January 29, 2018 at 9:23 am #111023Thanks for the direction. I’m sure there’s more than one solution to this problem. I’m more concerned with how to keep a Python script in focus to receive button pushes and still utilize the water tools (sandbox needs to stay in focus). Maybe there needs to be a push to add more features to the named pipe command parser to have two way communication so the sender may know the current status or sandbox needs more methods to deal with requests such as global water, increment or decrement base plane, etc. Then maybe I should connect my box to the script via serial port and just send serialized command to the script that will send it on to sandbox’s named pipe or maybe even weld the serial port to the named pipe to rid the need of a script. There must be a Linux way to “weld” the pipe to the serial port. Maybe some udev rules that fixes serial port name binding so it wouldn’t change between reboots and other devices being inserted in USB. I’ll have to learn that somehow. Anyway, I started with the simple idea that my box should seamlessly add on to an existing sandbox since it emulates button pushes. Now the source code has to change so there is no simple way to add to an existing sandbox without some “professional” help to the operator of the box 🙂
I’m thinking about simple wrapper functions to get global water or base plane features so they can be called either by named pipe parser or Vrui tool callback.
February 2, 2018 at 12:50 pm #111056There is a “ScriptExecutor” tool class in Vrui that can execute a script. You bind it to a button/key like any other tool, and when that button/key is pressed, the script is run. That’s how I set up our AR Sandbox to switch between water and lava: I made two scripts that modify the water fragment shader and use the AR Sandbox’s control pipe to change the viscosity of the fluid, and use two ScriptExecutor tools, bound to two USB buttons, to call those scripts from inside the SARndbox application.
February 3, 2018 at 11:32 am #111059Hi liudr,
I’m intrigued by your solution to dinamically change water level, can you give me HW & SW details to replicate it in my school?Thanks!
February 4, 2018 at 9:05 pm #111064Thanks Oliver. I’ll give that a try. Is there anywhere to find out about the syntax of the key binding .cfg file? I tried a couple dozen times to successfully bind all keys. Your example on another post only binds two keys to global water tools.
If I do run scripts this way, how will the script know what the current elevation is? I thought that only functions within sandobx.cpp can access the configuration struct.February 4, 2018 at 9:11 pm #111065MaxD,
The two most recent posts on my blog have a lot of details including the Arduino code.

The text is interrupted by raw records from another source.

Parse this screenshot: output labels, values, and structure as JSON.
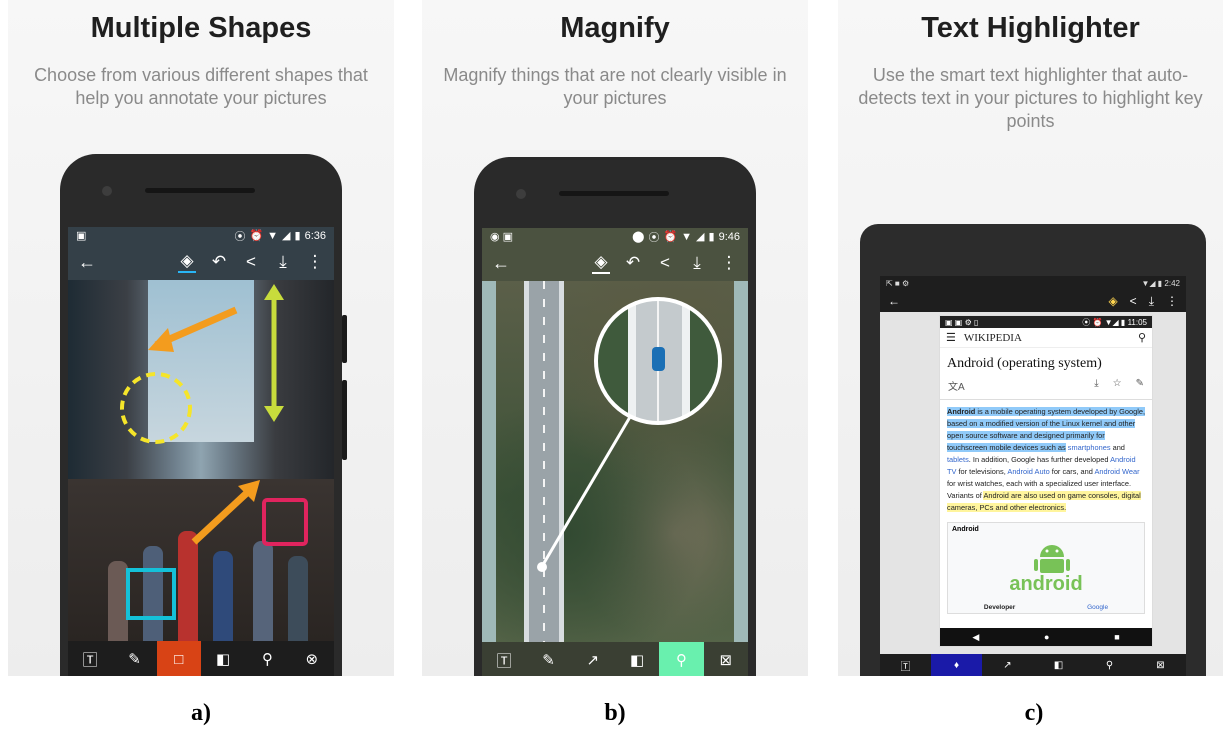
{
  "panels": [
    {
      "title": "Multiple Shapes",
      "subtitle": "Choose from various different shapes that help you annotate your pictures",
      "caption": "a)",
      "status_time": "6:36",
      "tools": [
        "T",
        "pencil",
        "rectangle",
        "mask",
        "magnify",
        "blur"
      ],
      "active_tool": "rectangle"
    },
    {
      "title": "Magnify",
      "subtitle": "Magnify things that are not clearly visible in your pictures",
      "caption": "b)",
      "status_time": "9:46",
      "tools": [
        "T",
        "pencil",
        "arrow",
        "mask",
        "magnify",
        "blur"
      ],
      "active_tool": "magnify"
    },
    {
      "title": "Text Highlighter",
      "subtitle": "Use the smart text highlighter that auto-detects text in your pictures to highlight key points",
      "caption": "c)",
      "status_time": "2:42",
      "tools": [
        "T",
        "highlighter",
        "arrow",
        "mask",
        "magnify",
        "blur"
      ],
      "active_tool": "highlighter"
    }
  ],
  "wiki": {
    "status_time": "11:05",
    "logo": "WIKIPEDIA",
    "title": "Android (operating system)",
    "para1_bold": "Android",
    "para1_hl": " is a mobile operating system developed by Google, based on a modified version of the Linux kernel and other open source software and designed primarily for touchscreen mobile devices such as",
    "para1_smart": "smartphones",
    "para1_and": " and ",
    "para1_tablets": "tablets",
    "para1_rest1": ". In addition, Google has further developed ",
    "para1_tv": "Android TV",
    "para1_rest2": " for televisions, ",
    "para1_auto": "Android Auto",
    "para1_rest3": " for cars, and ",
    "para1_wear": "Android Wear",
    "para1_rest4": " for wrist watches, each with a specialized user interface. Variants of ",
    "para1_yellow": "Android are also used on game consoles, digital cameras, PCs and other electronics.",
    "infobox_title": "Android",
    "logo_word": "android",
    "dev_label": "Developer",
    "dev_value": "Google"
  },
  "colors": {
    "active_red": "#d84315",
    "active_green": "#69f0ae",
    "active_blue": "#1a1aa8",
    "arrow_orange": "#f39c1e",
    "arrow_green": "#c8dc3c",
    "circle_yellow": "#f5e52a",
    "rect_pink": "#e0245e",
    "rect_cyan": "#14c1d9"
  }
}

I don’t know how much you know about hardware and software. I had to change a number of source files and recompile to add the elevation change feature. You’ll have to replicate that, which is doable if you have some basics of linux. You will get the features and can bind to keyboard keys. The construction of the control box needs skills in building electrical circuits such as soldering wires, hooking up components to arduino, and programming an arduino. I might be able to make some kits or complete boxes but I don’t know if there’s enough interest.